A recent post at my blog may be interesting to LW. It is a high-level discussion of what precisely defined value extrapolation might look like. I mostly wrote the essay while a visitor at FHI.
The basic idea is that we can define extrapolated values by just taking an emulation of a human, putting it in a hypothetical environment with access to powerful resources, and then adopting whatever values it eventually decides on. You might want some philosophical insight before launching into such a definition, but since we are currently laboring under the threat of catastrophe, it seems that there is virtue in spending our effort on avoiding death and delegating whatever philosophical work we can to someone on a more relaxed schedule.
You wouldn't want to run an AI with the values I lay out, but at least it is pinned down precisely. We can articulate objections relatively concretely, and hopefully begin to understand/address the difficulties.
(Posted at the request of cousin_it.)
The general "goal" of this system is to make sure the world is controlled by the decisions of the program produced by the initial program, so the simulation of the initial program and yielding of control to its output are subgoals of that.
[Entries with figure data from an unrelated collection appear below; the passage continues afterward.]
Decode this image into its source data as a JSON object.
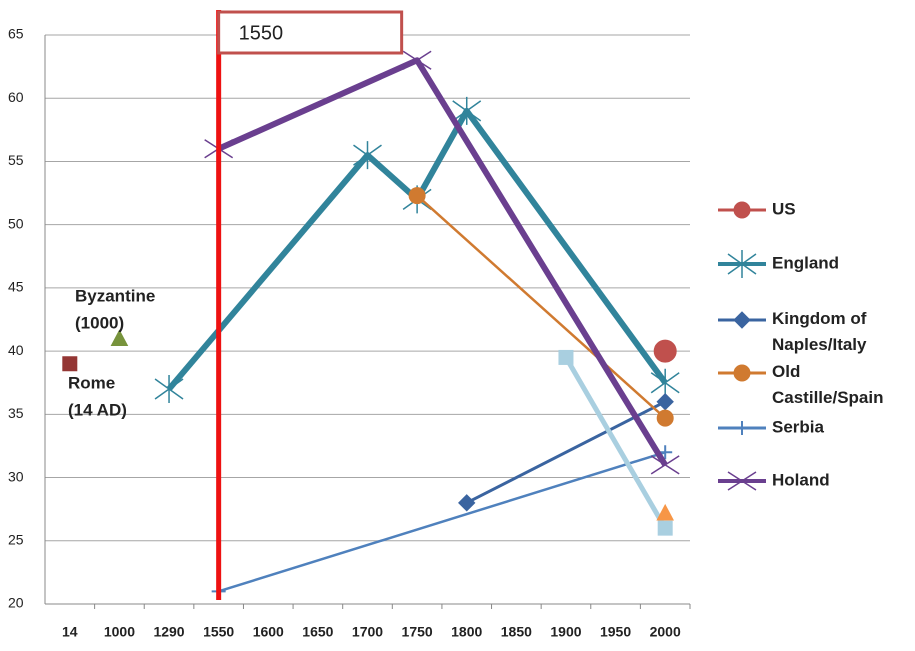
{
  "chart_data": {
    "type": "line",
    "categories": [
      "14",
      "1000",
      "1290",
      "1550",
      "1600",
      "1650",
      "1700",
      "1750",
      "1800",
      "1850",
      "1900",
      "1950",
      "2000"
    ],
    "ylim": [
      20,
      65
    ],
    "yticks": [
      20,
      25,
      30,
      35,
      40,
      45,
      50,
      55,
      60,
      65
    ],
    "grid": true,
    "series": [
      {
        "name": "US",
        "color": "#c0504d",
        "marker": "circle",
        "line_width": 3,
        "x": [
          "2000"
        ],
        "values": [
          40
        ]
      },
      {
        "name": "England",
        "color": "#31849b",
        "marker": "asterisk",
        "line_width": 6,
        "x": [
          "1290",
          "1700",
          "1750",
          "1800",
          "2000"
        ],
        "values": [
          37,
          55.5,
          52,
          59,
          37.5
        ]
      },
      {
        "name": "Kingdom of Naples/Italy",
        "color": "#3a64a0",
        "marker": "diamond",
        "line_width": 3,
        "x": [
          "1800",
          "2000"
        ],
        "values": [
          28,
          36
        ]
      },
      {
        "name": "Old Castille/Spain",
        "color": "#d07a30",
        "marker": "circle",
        "line_width": 2.5,
        "x": [
          "1750",
          "2000"
        ],
        "values": [
          52.3,
          34.7
        ]
      },
      {
        "name": "Serbia",
        "color": "#4f81bd",
        "marker": "plus",
        "line_width": 2.5,
        "x": [
          "1550",
          "2000"
        ],
        "values": [
          21,
          32
        ]
      },
      {
        "name": "Holand",
        "color": "#6a3f8f",
        "marker": "cross",
        "line_width": 6,
        "x": [
          "1550",
          "1750",
          "2000"
        ],
        "values": [
          56,
          63,
          31
        ]
      },
      {
        "color": "#943634",
        "marker": "square",
        "line_width": 0,
        "x": [
          "14"
        ],
        "values": [
          39
        ]
      },
      {
        "color": "#77933c",
        "marker": "triangle",
        "line_width": 0,
        "x": [
          "1000"
        ],
        "values": [
          41
        ]
      },
      {
        "color": "#a9cfe0",
        "marker": "square",
        "line_width": 5,
        "x": [
          "1900",
          "2000"
        ],
        "values": [
          39.5,
          26
        ]
      },
      {
        "color": "#f79646",
        "marker": "triangle",
        "line_width": 0,
        "x": [
          "2000"
        ],
        "values": [
          27.2
        ]
      }
    ],
    "highlight": {
      "x": "1550",
      "label": "1550",
      "color": "#ee1111"
    },
    "annotations": [
      [
        "Byzantine",
        "(1000)"
      ],
      [
        "Rome",
        "(14 AD)"
      ]
    ]
  }
}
I don't see how to make that work, but I don't see why it can't be done either. The default problems of AGI instrumental drives get siphoned off into the possible initial destructiveness (but don't persist later), and the problem of figuring out human values gets delegated to the humans inside the initial program (which is the part that seems potentially much harder to solve pre-WBE than whatever broadly goal-independent decision theory is needed to make this plan well-defined).
This seems to me like the third plausible winning plan, the other two being (1) figuring out and implementing pre-WBE FAI and (2) making sure the WBE shift (which shouldn't be hardware-limited for the first-runner advantage to be sufficient) is dominated by a FAI project. Unless this somehow turns out to be FAI-complete (which is probable, given that almost any plan is), it seems strictly easier than pre-WBE FAI, although it has a significant cost of possibly initially destroying the current world, which is the problem that the other two plans don't (by default) have.
"Destroy the world" doesn't seem to be a big problem to me. Paul's (proposed) AGI can be viewed as not directly caring about our world, but only about a world/computation defined by H and T (let's call that HT World). If it can figure out that its preferences for HT World can be best satisfied by it performing actions that (as a side effect) cause it to take over our world, then it seems likely that it can also figure out that it should take over our world in a non-destructive way. I'm more worried about whether (given realistic amounts of initial computing power) it would manage to do anything at all.